Do you know how much sodium is removed by these circulations? I know that
lots of the elements deposited in the oceans by rivers are removed by
chemical reactions in the MORBs but I can't find a good number on sodium.
An extraneous question. Do you know how many kilometers are in the trench
system? I have been looking for this value for about 6 months and can't find
it. Even the USGS didn't know, which amazed me. Ineed this value.
>
>Macdonald et al (1980) estimate that a single vent provides a
>hydrothermal heat loss of (6+-2) x 10^7 cal/s. This is compared
>with the conductive heat loss over a 60 square kilometre area of
>0.23 x 10^7 cal/s. The heat flows are so high that the authors
>estimate the vents are active for less than 10 years. This study
>"emphasises the importance of hydrothermal activity in the global
>heat budget".
>
>Cann and Stiens (1982) argue that the heat source for black
>smokers must be magma chambers - nothing else will satisfy the
>modelling constraints.

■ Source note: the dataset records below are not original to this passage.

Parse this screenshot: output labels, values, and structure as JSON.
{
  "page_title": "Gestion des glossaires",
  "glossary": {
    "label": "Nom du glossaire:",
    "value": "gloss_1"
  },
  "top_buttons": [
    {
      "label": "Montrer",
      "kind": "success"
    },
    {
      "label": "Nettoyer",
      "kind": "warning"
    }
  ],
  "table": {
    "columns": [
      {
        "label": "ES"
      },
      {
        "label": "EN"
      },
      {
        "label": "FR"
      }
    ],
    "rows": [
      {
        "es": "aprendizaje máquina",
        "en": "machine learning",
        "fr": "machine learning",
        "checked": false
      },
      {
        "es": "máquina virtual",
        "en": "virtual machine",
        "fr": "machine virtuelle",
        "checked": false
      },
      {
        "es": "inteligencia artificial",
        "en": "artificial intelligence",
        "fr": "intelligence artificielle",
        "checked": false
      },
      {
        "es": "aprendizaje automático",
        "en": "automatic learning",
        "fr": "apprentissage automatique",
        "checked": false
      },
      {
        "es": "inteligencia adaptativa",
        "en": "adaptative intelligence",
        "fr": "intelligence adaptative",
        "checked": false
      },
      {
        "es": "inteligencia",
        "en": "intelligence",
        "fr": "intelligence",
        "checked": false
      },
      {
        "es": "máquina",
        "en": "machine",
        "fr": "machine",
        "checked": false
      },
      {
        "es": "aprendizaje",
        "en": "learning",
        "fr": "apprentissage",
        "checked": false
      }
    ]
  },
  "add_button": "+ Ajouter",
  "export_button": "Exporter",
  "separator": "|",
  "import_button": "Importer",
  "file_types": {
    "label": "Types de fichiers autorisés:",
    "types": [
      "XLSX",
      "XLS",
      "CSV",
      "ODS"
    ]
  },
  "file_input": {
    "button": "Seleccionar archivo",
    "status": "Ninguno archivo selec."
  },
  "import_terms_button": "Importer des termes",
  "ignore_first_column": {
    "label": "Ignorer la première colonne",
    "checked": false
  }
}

Large sulphide deposits require the
>crystallisation of large volumes of magma. If larger deposits
>have to be formed, more black smokers can be invoked and there
>can also be replenishment of the magma chamber. Thus, three
>black smokers could produce a 1 million ton ore deposit in 320
>years, solidifying 7 cubic kilometres of magma in this time. One
>black smoker is said to have a mass flow rate of 160 kg/s.
>
>[Note: even though these timescales are geologically short, I am
>of the opinion that they are unrealistically long. I say this
>after visiting some of the Cyprus sulphide deposits and comparing
>them with what we know of the present day deposition of
>sulphides. The latter are quite minuscule in comparison: there
>are no adequate modern analogues for producing 1 million ton
>deposits. We need catastrophist mechanisms and models.]
>
>Anderson et al (1979) say "By carefully measuring the
>nonlinearity of temperature profiles, we have calculated both the
>conductive and convective components of the total heat flow at
>the sea floor. Significant convective heat transfer is occurring
>through the crustal and sedimentary layers even at the oldest (55
>x 10^6 years) experimental site".
>
>For a popular overview, see Macdonald and Luyendyk (1981).
>
>Regarding models of batholith formation
>DT:
>> ... Large magma
>>bodies moving upwards through the crust of the earth have the
>>problem of "What creates the space into which they move?"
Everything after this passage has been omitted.